06-08-2025
Google DeepMind unveils Genie 3 AI world model: What is it, how it works
Google DeepMind has unveiled Genie 3, the latest version of its AI world model that can generate explorable 3D environments in real time from a simple text prompt. Unlike earlier versions, Genie 3 supports continuous interaction for a few minutes, remembers where objects were placed, and allows dynamic changes like adding characters or altering weather conditions.
According to Google DeepMind, Genie 3 is available as a limited research preview to select academics and creators, with plans to expand access gradually.
What is Genie 3?
Genie 3 is part of a class of AI systems called world models, which simulate dynamic environments instead of generating static content. These models can be used in everything from education and training simulations to robotics and video games.
The idea is to give the model a prompt — say, 'a forest during a thunderstorm' — and have it generate a playable 3D space that you can explore using basic movement controls.
What can Genie 3 do?
Explore in real time: According to Google DeepMind, Genie 3 allows users to move through these environments at 24 frames per second in 720p resolution, with consistency retained for a few minutes. That's a notable leap from Genie 2, where interaction was limited to ten to twenty seconds, as reported by The Verge.
Remembers what you saw: One of Genie 3's biggest upgrades is visual memory. If you leave an object behind and come back later, it will still be there — a capability missing from most previous world models. Google says this visual memory can persist for about a minute.
Trigger real-world events: As per the DeepMind blog, Genie 3 supports 'promptable world events,' which means users can make changes like adding rain, introducing characters, or altering objects just by typing new instructions. These changes happen in real time, expanding the possible use cases beyond navigation.
How is this different from earlier models?

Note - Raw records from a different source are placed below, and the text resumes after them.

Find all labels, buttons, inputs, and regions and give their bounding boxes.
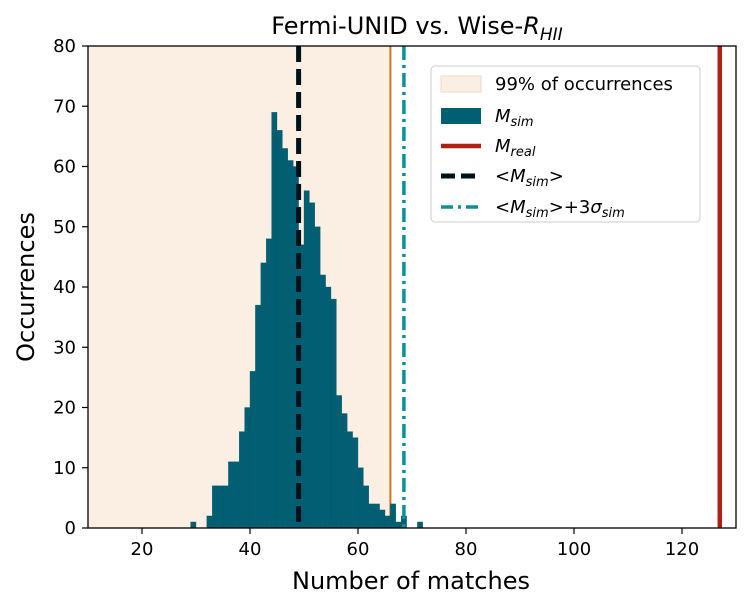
y-tick-label: 50 bbox=[53, 217, 76, 238]
y-tick-label: 40 bbox=[53, 277, 76, 298]
histogram-bar bbox=[374, 503, 380, 529]
histogram-bar bbox=[368, 503, 375, 529]
legend-swatch bbox=[440, 75, 482, 93]
histogram-bar bbox=[190, 521, 197, 529]
histogram-bar bbox=[309, 202, 315, 529]
chart-title: Fermi-UNID vs. Wise-RHII bbox=[271, 12, 562, 45]
histogram-bar bbox=[249, 371, 256, 529]
x-tick-label: 20 bbox=[131, 539, 154, 560]
histogram-bar bbox=[222, 485, 229, 529]
legend-item-shade: 99% of occurrences bbox=[440, 74, 673, 95]
histogram-bar bbox=[206, 515, 213, 529]
legend-item-mean: <Msim> bbox=[441, 166, 564, 190]
legend-item-hist: Msim bbox=[441, 106, 534, 130]
histogram-bar bbox=[303, 190, 310, 529]
histogram-bar bbox=[395, 521, 402, 529]
histogram-bar bbox=[390, 503, 396, 529]
y-tick-label: 0 bbox=[65, 518, 76, 539]
x-tick-label: 120 bbox=[665, 539, 699, 560]
y-tick-label: 10 bbox=[53, 458, 76, 479]
y-tick-label: 30 bbox=[53, 337, 76, 358]
legend-item-sigma: <Msim>+3σsim bbox=[441, 197, 625, 221]
legend-label: Mreal bbox=[495, 136, 536, 160]
x-tick-label: 100 bbox=[557, 539, 591, 560]
histogram-bar bbox=[314, 226, 321, 529]
legend-swatch bbox=[441, 108, 481, 124]
x-tick-label: 40 bbox=[239, 539, 262, 560]
histogram-bar bbox=[417, 521, 423, 529]
histogram-bar bbox=[212, 485, 218, 529]
y-axis-label: Occurrences bbox=[12, 212, 40, 362]
histogram-bar bbox=[266, 238, 272, 529]
legend-label: Msim bbox=[495, 106, 534, 130]
histogram-bar bbox=[320, 274, 326, 529]
histogram-bar bbox=[325, 286, 332, 529]
legend: 99% of occurrences Msim Mreal <Msim> <Msim>+… bbox=[430, 65, 701, 223]
y-tick-label: 70 bbox=[53, 96, 76, 117]
histogram-bar bbox=[347, 431, 353, 529]
histogram-bar bbox=[363, 485, 369, 529]
histogram-bar bbox=[330, 298, 337, 529]
plot-area bbox=[88, 46, 723, 529]
x-tick-label: 80 bbox=[455, 539, 478, 560]
histogram-bar bbox=[260, 262, 267, 529]
histogram-bar bbox=[276, 130, 283, 529]
histogram-bar bbox=[228, 461, 234, 529]
histogram-bar bbox=[217, 485, 224, 529]
histogram-bar bbox=[379, 509, 386, 529]
y-tick-label: 60 bbox=[53, 157, 76, 178]
histogram-bar bbox=[233, 461, 240, 529]
histogram-bar bbox=[384, 515, 391, 529]
x-tick-label: 60 bbox=[347, 539, 370, 560]
histogram-bar bbox=[341, 413, 348, 529]
legend-label: <Msim>+3σsim bbox=[495, 197, 625, 221]
legend-label: 99% of occurrences bbox=[495, 74, 673, 95]
histogram-bar bbox=[271, 112, 278, 529]
legend-box bbox=[430, 65, 701, 223]
histogram-bar bbox=[244, 407, 251, 529]
axes: 20 40 60 80 100 120 0 10 20 30 40 50 60 70 80 bbox=[53, 36, 737, 560]
legend-item-real: Mreal bbox=[441, 136, 536, 160]
histogram-bar bbox=[357, 467, 364, 529]
x-axis-label: Number of matches bbox=[292, 567, 530, 595]
histogram-bar bbox=[282, 148, 288, 529]
legend-label: <Msim> bbox=[495, 166, 564, 190]
histogram-bar bbox=[336, 395, 342, 529]
histogram-bar bbox=[352, 437, 359, 529]
y-tick-label: 20 bbox=[53, 398, 76, 419]
histogram-bar bbox=[287, 160, 294, 529]
y-tick-label: 80 bbox=[53, 36, 76, 57]
histogram-bar bbox=[255, 304, 261, 529]
histogram-bar bbox=[239, 431, 245, 529]
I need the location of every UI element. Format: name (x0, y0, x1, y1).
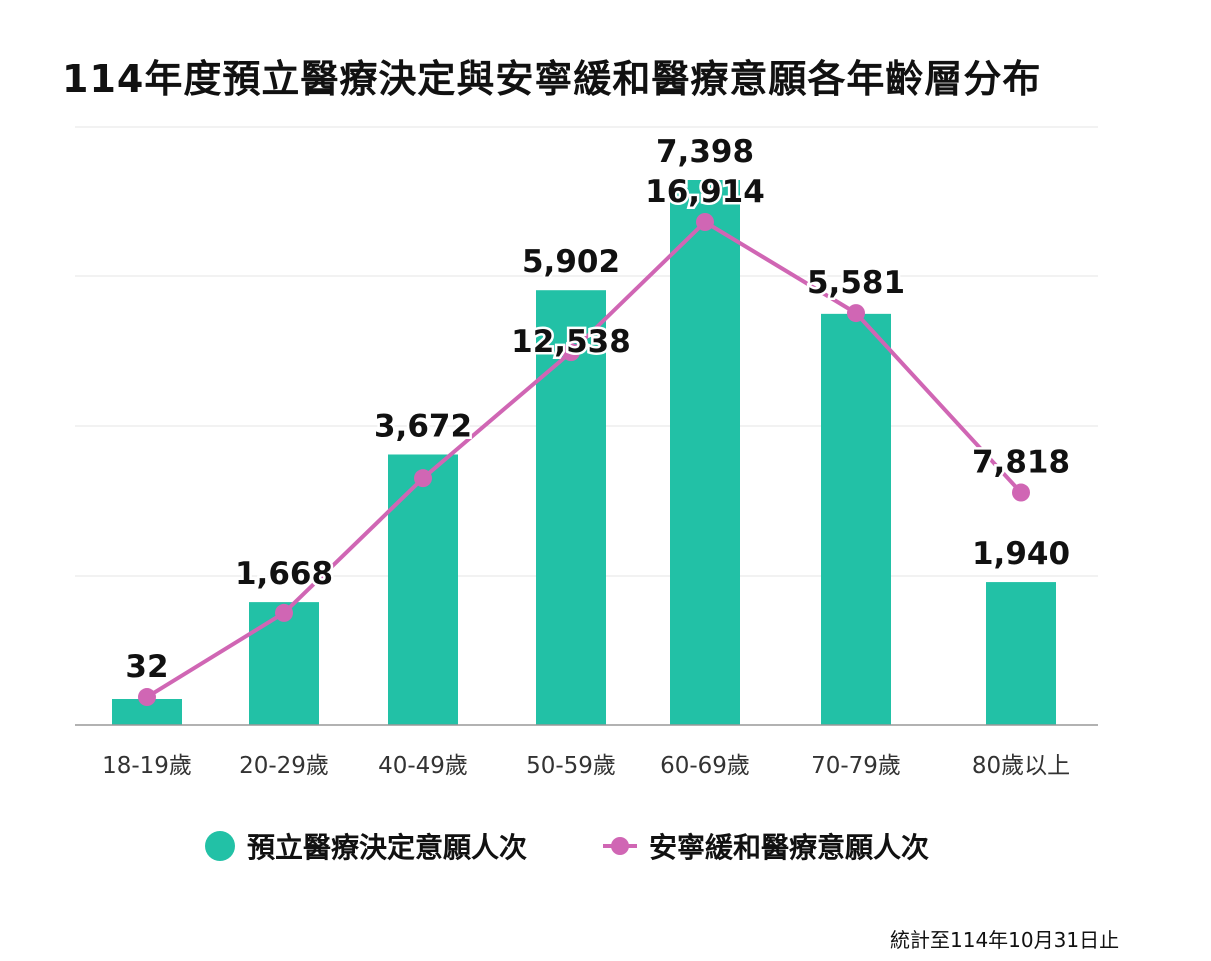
bar (670, 180, 740, 725)
line-point (275, 603, 293, 622)
data-label: 5,902 (522, 244, 620, 280)
bar (249, 602, 319, 725)
x-tick-label: 80歲以上 (972, 753, 1070, 779)
x-tick-label: 70-79歲 (811, 753, 901, 779)
data-label: 7,398 (656, 134, 754, 170)
data-label: 5,581 (807, 265, 905, 301)
data-label: 3,672 (374, 408, 472, 444)
x-tick-label: 18-19歲 (102, 753, 192, 779)
legend-bar-label: 預立醫療決定意願人次 (247, 831, 528, 864)
data-label: 1,940 (972, 536, 1070, 572)
x-tick-label: 50-59歲 (526, 753, 616, 779)
data-label: 1,668 (235, 556, 333, 592)
legend-bar-marker-icon (205, 831, 235, 861)
data-label: 16,914 (645, 174, 765, 210)
legend-line-label: 安寧緩和醫療意願人次 (649, 831, 930, 864)
x-tick-label: 20-29歲 (239, 753, 329, 779)
line-point (562, 343, 580, 362)
line-point (847, 304, 865, 323)
data-label: 32 (125, 649, 168, 685)
footnote: 統計至114年10月31日止 (890, 928, 1120, 952)
line-point (696, 213, 714, 231)
legend-item-bar: 預立醫療決定意願人次 (205, 826, 527, 866)
bar (821, 313, 891, 725)
line-point (138, 688, 156, 707)
data-label: 12,538 (511, 324, 631, 360)
line-point (1012, 483, 1030, 502)
bar (986, 582, 1056, 725)
chart-title: 114年度預立醫療決定與安寧緩和醫療意願各年齡層分布 (62, 57, 1042, 101)
x-tick-label: 40-49歲 (378, 753, 468, 779)
legend-line-marker-icon (603, 836, 637, 856)
line-point (414, 469, 432, 488)
bar (536, 290, 606, 725)
x-tick-label: 60-69歲 (660, 753, 750, 779)
legend-item-line: 安寧緩和醫療意願人次 (603, 826, 929, 866)
bar (388, 454, 458, 725)
data-label: 7,818 (972, 445, 1070, 481)
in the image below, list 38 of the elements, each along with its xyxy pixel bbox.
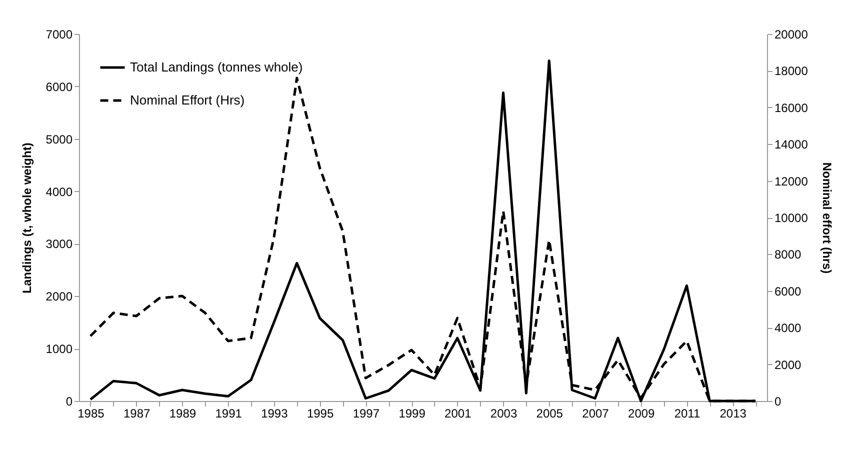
- y2-tick-label: 18000: [774, 64, 808, 78]
- x-tick-label: 1987: [123, 406, 151, 420]
- y2-tick-label: 8000: [774, 248, 802, 262]
- y-tick-label: 4000: [46, 184, 73, 199]
- y2-tick-label: 20000: [774, 28, 808, 42]
- y2-tick-label: 4000: [774, 321, 802, 336]
- x-tick-label: 2005: [536, 406, 564, 420]
- x-tick-label: 1997: [352, 406, 380, 420]
- y-tick-label: 0: [66, 394, 73, 408]
- y2-tick-label: 16000: [774, 100, 808, 115]
- x-tick-label: 2001: [444, 406, 472, 420]
- x-tick-label: 2003: [490, 406, 518, 420]
- y-tick-label: 7000: [46, 28, 73, 42]
- y2-tick-label: 6000: [774, 284, 802, 298]
- x-tick-label: 1995: [306, 406, 334, 420]
- x-tick-label: 2009: [628, 406, 656, 420]
- y-tick-label: 6000: [46, 80, 73, 94]
- y-axis-title: Landings (t, whole weight): [20, 142, 34, 294]
- y-tick-label: 2000: [46, 290, 73, 304]
- x-tick-label: 2013: [720, 406, 747, 420]
- y2-tick-label: 10000: [774, 211, 808, 225]
- x-tick-label: 1991: [215, 406, 242, 420]
- y2-tick-label: 2000: [774, 358, 802, 372]
- x-tick-label: 1999: [398, 406, 426, 420]
- y2-tick-label: 12000: [774, 174, 808, 188]
- y2-axis-title: Nominal effort (hrs): [820, 162, 834, 274]
- x-tick-label: 2007: [582, 406, 610, 420]
- x-tick-label: 2011: [674, 406, 700, 420]
- y2-tick-label: 0: [774, 394, 782, 408]
- legend-label: Nominal Effort (Hrs): [130, 92, 245, 108]
- y-tick-label: 3000: [46, 237, 73, 252]
- legend-label: Total Landings (tonnes whole): [130, 60, 303, 74]
- x-tick-label: 1989: [169, 406, 196, 420]
- y-tick-label: 5000: [46, 132, 73, 146]
- y-tick-label: 1000: [46, 342, 73, 356]
- x-tick-label: 1985: [78, 406, 105, 420]
- y2-tick-label: 14000: [774, 138, 808, 152]
- x-tick-label: 1993: [261, 406, 288, 420]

Previous world models like Genie 2 were limited in both realism and duration. Genie 3 introduces two significant technical improvements:
Frame-by-frame generation with memory tracking, which allows consistency over longer periods.
Dynamic generation without needing a 3D scene or preset assets, unlike methods like NeRFs or Gaussian Splatting that require defined geometry.
This makes Genie 3 more flexible for research and development, especially for training AI agents to perform tasks across longer timelines.
What are its limitations?
Despite the progress, Genie 3 has several limitations:
It cannot simulate real-world locations with geographic accuracy.
Legible text is often only present if it's part of the original prompt.
The range of interactions is limited, and multi-agent interactions remain under development.
While more stable, it still only supports a few minutes of continuous exploration.
Google DeepMind acknowledges that the technology raises new safety and responsibility challenges, which is why Genie 3 is being rolled out gradually.